தண் கயத்து அமன்ற வண்டு படு துணை மலர்ப்
பெருந் தகை இழந்த கண்ணினை, பெரிதும்
வருந்தினை, வாழியர், நீயே! வடாஅது
வண் புனல் தொழுநை வார் மணல் அகன் துறை,
அண்டர் மகளிர் தண் தழை உடீஇயர்
மரம் செல மிதித்த மாஅல் போல,
புன் தலை மடப் பிடி உணீஇயர், அம் குழை,
நெடு நிலை யாஅம் ஒற்றி, நனை கவுள்
படி ஞிமிறு கடியும் களிறே தோழி!
சூர் மருங்கு அறுத்த சுடர் இலை நெடு வேல்,
சினம் மிகு முருகன் தண் பரங்குன்றத்து,
அந்துவன் பாடிய சந்து கெழு நெடு வரை,
இன் தீம் பைஞ் சுனை ஈரணிப் பொலிந்த
தண் நறுங் கழுநீர்ச் செண் இயற் சிறுபுறம்
தாம் பாராட்டிய காலையும் உள்ளார்
வீங்கு இறைப் பணைத் தோள் நெகிழ, சேய் நாட்டு
அருஞ் செயற் பொருட்பிணி முன்னி, நப்
பிரிந்து, சேண் உறைநர் சென்ற ஆறே.

Our visit to the drylands takes us in the presence of the confidante, who says these words to the lady, when she wallows in separation from the man, who has left in search of wealth:

“With your eyes, losing their great beauty, akin to twin flowers forever buzzed around by bees, abounding in cool ponds, you worry a lot, my friend, may you live long! In the North, where the forceful ‘Thozhunai’ gushes, upon the wide shores filled with its sands, to help the daughters of cow herders wear their attires of cool leaves, the Lord Maal bent the tree branch, by stepping on it. Akin to that, to help its naive mate with soft hair feed on the beautiful cluster of leaves, the bull elephant with its cheeks, moist with the flow of musth, swarming with flies, bends the soaring Ya tree.

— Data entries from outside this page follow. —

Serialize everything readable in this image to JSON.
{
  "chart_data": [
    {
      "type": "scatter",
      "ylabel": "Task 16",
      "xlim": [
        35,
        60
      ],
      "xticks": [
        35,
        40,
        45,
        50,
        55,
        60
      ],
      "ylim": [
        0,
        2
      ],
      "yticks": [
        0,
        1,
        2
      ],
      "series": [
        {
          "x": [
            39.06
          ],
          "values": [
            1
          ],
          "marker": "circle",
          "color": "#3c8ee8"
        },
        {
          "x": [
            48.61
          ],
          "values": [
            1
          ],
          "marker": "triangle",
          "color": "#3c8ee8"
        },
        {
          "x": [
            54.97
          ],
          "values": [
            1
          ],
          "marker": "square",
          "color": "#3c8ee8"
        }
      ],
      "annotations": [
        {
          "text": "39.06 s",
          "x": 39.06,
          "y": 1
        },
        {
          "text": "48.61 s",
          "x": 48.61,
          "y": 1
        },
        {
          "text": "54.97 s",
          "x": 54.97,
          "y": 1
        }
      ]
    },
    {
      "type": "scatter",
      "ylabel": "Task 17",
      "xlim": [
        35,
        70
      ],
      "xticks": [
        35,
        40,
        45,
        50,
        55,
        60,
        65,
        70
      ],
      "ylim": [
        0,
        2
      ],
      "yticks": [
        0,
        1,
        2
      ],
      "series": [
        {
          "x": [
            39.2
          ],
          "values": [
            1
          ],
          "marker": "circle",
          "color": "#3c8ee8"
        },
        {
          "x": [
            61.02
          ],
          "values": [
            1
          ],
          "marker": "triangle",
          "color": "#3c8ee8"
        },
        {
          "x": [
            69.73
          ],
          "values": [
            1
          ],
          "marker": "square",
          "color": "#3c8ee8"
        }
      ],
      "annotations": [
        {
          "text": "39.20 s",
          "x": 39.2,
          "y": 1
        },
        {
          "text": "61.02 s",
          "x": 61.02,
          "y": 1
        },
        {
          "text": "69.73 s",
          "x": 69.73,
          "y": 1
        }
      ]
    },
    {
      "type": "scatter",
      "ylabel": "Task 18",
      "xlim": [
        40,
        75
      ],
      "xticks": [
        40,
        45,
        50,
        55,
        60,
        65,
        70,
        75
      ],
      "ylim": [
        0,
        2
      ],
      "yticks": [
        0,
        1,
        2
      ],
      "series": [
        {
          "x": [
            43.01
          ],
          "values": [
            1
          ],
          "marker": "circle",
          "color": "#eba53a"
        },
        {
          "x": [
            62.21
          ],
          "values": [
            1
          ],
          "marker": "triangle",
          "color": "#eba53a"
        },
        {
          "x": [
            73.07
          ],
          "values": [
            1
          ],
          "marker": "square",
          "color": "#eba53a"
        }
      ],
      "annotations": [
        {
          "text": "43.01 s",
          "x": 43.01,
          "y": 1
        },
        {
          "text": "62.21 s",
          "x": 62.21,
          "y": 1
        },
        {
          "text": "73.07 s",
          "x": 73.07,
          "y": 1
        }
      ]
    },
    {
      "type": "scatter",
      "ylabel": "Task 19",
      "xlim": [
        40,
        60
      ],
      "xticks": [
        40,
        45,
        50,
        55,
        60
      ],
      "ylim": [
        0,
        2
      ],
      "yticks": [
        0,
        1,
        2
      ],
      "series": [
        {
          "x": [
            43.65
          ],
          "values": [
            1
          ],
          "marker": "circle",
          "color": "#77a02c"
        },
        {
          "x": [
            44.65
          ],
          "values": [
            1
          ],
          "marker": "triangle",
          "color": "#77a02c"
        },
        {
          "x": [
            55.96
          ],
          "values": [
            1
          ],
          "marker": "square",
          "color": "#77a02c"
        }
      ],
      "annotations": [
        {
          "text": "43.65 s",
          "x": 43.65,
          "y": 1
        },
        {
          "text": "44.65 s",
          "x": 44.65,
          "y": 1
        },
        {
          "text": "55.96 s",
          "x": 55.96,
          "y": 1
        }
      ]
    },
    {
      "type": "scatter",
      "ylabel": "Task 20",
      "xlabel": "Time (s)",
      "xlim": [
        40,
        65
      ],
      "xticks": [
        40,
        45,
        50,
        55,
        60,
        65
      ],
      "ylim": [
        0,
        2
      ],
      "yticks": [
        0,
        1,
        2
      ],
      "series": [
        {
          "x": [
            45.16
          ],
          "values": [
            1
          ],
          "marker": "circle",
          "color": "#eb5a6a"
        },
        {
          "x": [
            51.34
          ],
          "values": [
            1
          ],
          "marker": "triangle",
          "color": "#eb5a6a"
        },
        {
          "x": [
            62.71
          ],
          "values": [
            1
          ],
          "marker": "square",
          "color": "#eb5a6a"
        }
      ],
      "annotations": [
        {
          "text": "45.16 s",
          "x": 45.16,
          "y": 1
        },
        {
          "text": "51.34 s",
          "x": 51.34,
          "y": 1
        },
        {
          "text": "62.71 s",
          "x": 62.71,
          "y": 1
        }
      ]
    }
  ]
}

He thinks not of the times when he delighted in the knots of tresses on your back, adorned with the moist and scented blue lilies, from the fresh and fragrant springs, in the cool hills of ‘Parangkundram’, filled with sandalwood trees, which has been sung about by Anthuvan, the resting abode of the furious Lord Murugan, who holds a leaf-edged, tall spear, after he routed the demons. In the traversed path of the one, who parted away and left to a faraway country to gain that hard-to-attain wealth of a distant land, he shall glimpse upon the scene of the male elephant bending the branch for its mate!”

It’s all about a pair of pachyderms in this one! The confidante starts by portraying how the glow of the lady’s eyes is lost, because of her worry. And then she turns to talk about the path, where the man walks in a distant land, and here we see a male elephant, deeply distressed by the flow of musth, still taking care of its mate, through its action of bending the branch of Ya tree for its mate to feed on. This caring action is placed in parallel to a mythological tale that happens in the North of India, by the ‘Thozhunai’ river, identified as the contemporary River Yamuna, where Lord Thirumaal bends a branch for the daughters of cow herders to adorn themselves with their leaf garments.

Then, the confidante brings in another such reference talking about the hills of Thiruparankundram, the resting abode of Lord Murugan, after his fight with the demons, and specifically about the red waterlilies blooming here, and how these used to adorn the lady’s hair, and how the man used to worship the sight and scent of the same. Now he doesn’t think of all that, but has just gone on this mission to attain wealth in some far-off country, the confidante says, and concludes by connecting that even here, the man will see that caring action of the elephant. Although it appears as if the confidante is taking the lady’s side and regretting that the man has parted away, in that image of the loving male elephant taking care of its mate, the confidante places a hope that the man will be moved by the scene, and will soon, return to the lady’s fold. Even in this conversation between the confidante and the lady, in the way this friend bends the narrative to feed hope to the lady’s heart about the man’s return, we can see the same love and care between those elephants in the drylands!